The second are event costs: a seminar meeting room and setup, snack and beverage services, full meal or buffet if you are offering an event-based seminar of some type. This would also include any materials you distribute, such as a book on business planning, favors (gifts) or door prizes of some type.

The next are your indirect costs: the time spent by you and by staff members to market your services, in all the ways that you are considering. This could include planning review, presentation and follow-up actions with identified prospects.
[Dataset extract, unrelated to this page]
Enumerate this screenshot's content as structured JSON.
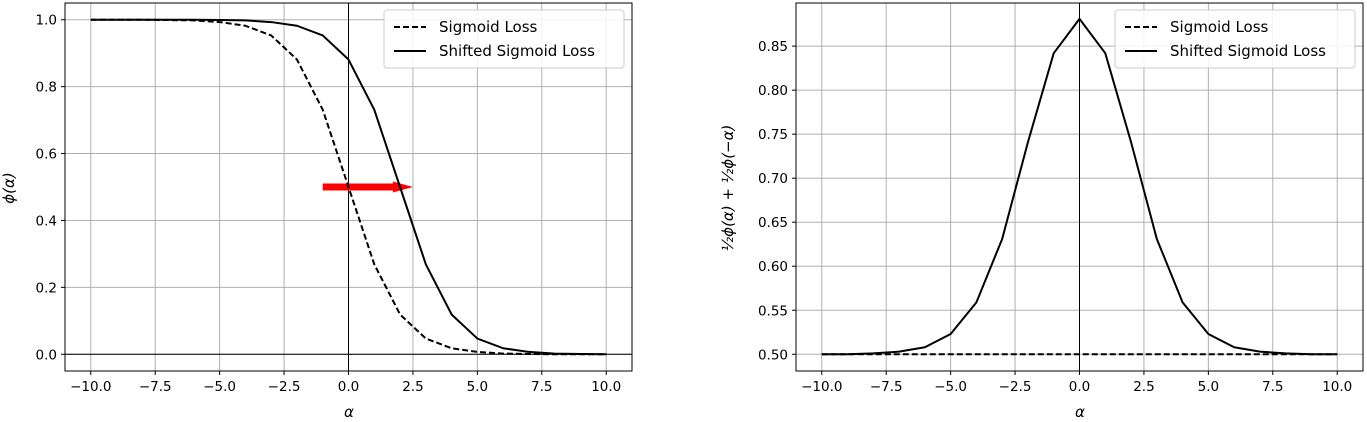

The last are stress costs: which are almost impossible to measure. For example, you might feel extremely uncomfortable circulating around tables and chatting up attendees at a seminar dinner or, you might not enjoy making a presentation to 30-40 very successful business owners on why they need your services. Some consultants have no objection to making cold calls on area businesses, while others would slit their wrists before entering a business un-announced and asking to speak with the CEO. However, just because you are stressed, does not mean you would not do well, or even come to enjoy the marketing procedure after you have done it several times.

Marketing options

There are many methods of attracting the interest of a business owner or a professional (such as a practicing dentist, physician, chiropractor, attorney or architect). You will want to evaluate them and select those that seem to fit your market, your pocketbook and your personal style. Here are some basic vehicles and strategies:
  • Advertise with free listings in directories
  • Advertise in local newspapers and business tabloids
  • Advertise in state magazines or association journals
  • Ads or postings on blogs or business websites
  • Direct mail – flyers, brochures with response forms
  • Letters to CEOs
  • Phone calls
  • Seminars (public and invited)
  • Presentations to organizations
  • Presentation handout or guide
  • Articles (reprints) for distribution
  • Radio spot ads and talk shows
  • TV spot ads
  • Social media
  • Brochures
  • Response cards
  • BRM postage-paid envelopes
  • Website for you or your firm
  • Website sections on other sites
  • Your listing on association websites
  • Internet mailings
  • Book giveaway
A word of advice

Before you start even basic marketing, make a plan. What are your target markets? Do you classify them by location, occupation or size? Your goals? Your timeline? What can you delegate? An outlined plan will help you meet your goals faster and keep you on track. Spend the time upfront planning your marketing attack. It will be worth it in the long run.

How to get started

Most financial consultants are reluctant to start marketing before they have brushed up on their knowledge and analytical skills. This is commendable and the best way to avoid malpractice. But it is a form of procrastination. In a fast-moving, challenged economy, he who procrastinates on essentials will be lost. Effective marketing is essential for a growing practice.

Your professional studies

When was the last time you truly studied the issues and solutions within the business owner market? Are you up-to-date? Are you waiting for the magic webinar or email that will skyrocket you into this profitable market?

What is your most effective form of study? Yes, online learning saves you time and transportation. But do you do it consistently? My guess is that the way you were introduced into profitable business activities in the past was by taking an intensive class, presented by an experienced and successful practitioner, where you also received actual tools you could use.